That block layer can avoid reordering, but it's very costly and limits
you to a single queue instead of the multiple queues that blk-mq has.

Similarly the protocol and device can reorder or more typically just
not preserve order (e.g. multiple queues, multiple connections, error
handling).
Christoph Hellwig Feb. 14, 2023, 5:52 a.m. UTC | #10
On Mon, Feb 13, 2023 at 12:56:09PM -0500, Phillip Susi wrote:
> 
> Johannes Thumshirn <Johannes.Thumshirn@wdc.com> writes:
> 
> > There is no guarantee for that, no. The block layer can theoretically
> > re-order all WRITEs.

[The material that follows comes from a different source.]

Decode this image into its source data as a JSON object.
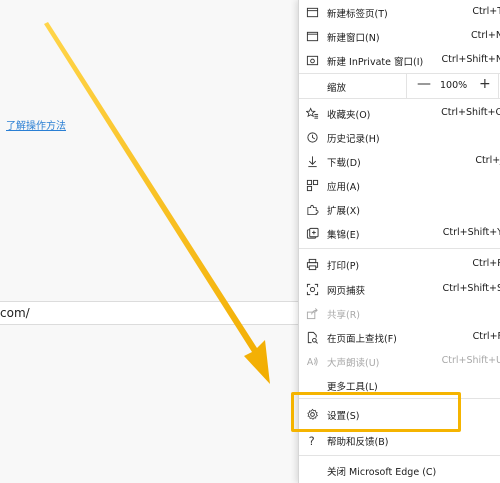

This is why btrfs also needs the mq-deadline IO
> 
> Unless you submit barriers to prevent that right?  Why not do that?

There is no such thing as a "barrier" since 2.6.10 or so.  And that's
a good thing as they are extremely costly.

> I would think that to prevent fragmentation, you would want to try to
> flush a large portion of data from a particular file in order then move
> to another file.  If you have large streaming writes to two files at the
> same time and the allocator decides to put them in the same zone, and
> they are just submitted to the stack to do in any order, isn't this
> likely to lead to a lot of fragmentation?

If you submit small chunks of different files to the same block group
you're always going to get fragmentation, zones or not.  Zones will
make it even worse due to the lack of preallocations or sparse use
of the block groups, though.